Should it be by chronological age or by sexual and emotional maturity? If the latter is the yardstick, then the younger patient may be 13 or 30. The emotional tasks of adolescence, and the normal ages at which they are accomplished, have been described by Christopher (1992). The degree of emotional maturity, and the speed with which it is reached, varies widely between individuals, so that the professional offering help needs to be constantly aware that a consideration of the actual age of the patient is not enough to understand the emotional, sexual and contraceptive needs and difficulties.

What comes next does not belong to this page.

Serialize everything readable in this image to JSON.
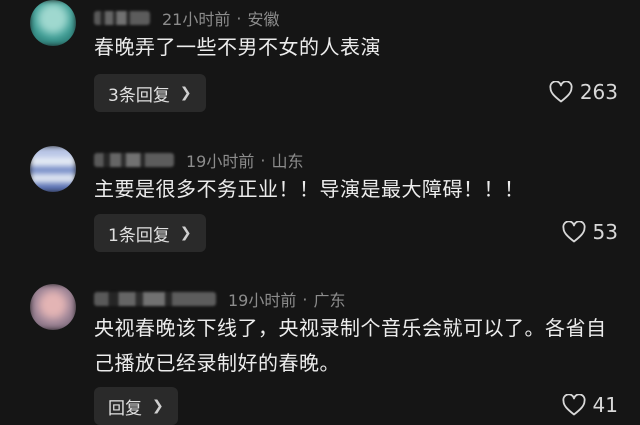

For the main body of this chapter, the younger patient will be taken to mean the teenager or adolescent. Among these, doctors will see very few who are under 15 years old. These very young girls will be dealt with separately at the end of the chapter. It is estimated that 18 000 15-year-old girls took formal advice on contraception in 1990 in England. In total, all those under 16 years comprise less than 4% of the total workload of what is regarded as a young person’s clinic in a large city (Brook Advisory Centre, 1990). However, they are an important group, not only in terms of health care in its widest sense, but because they fall into a special category as regards legal and ethical considerations.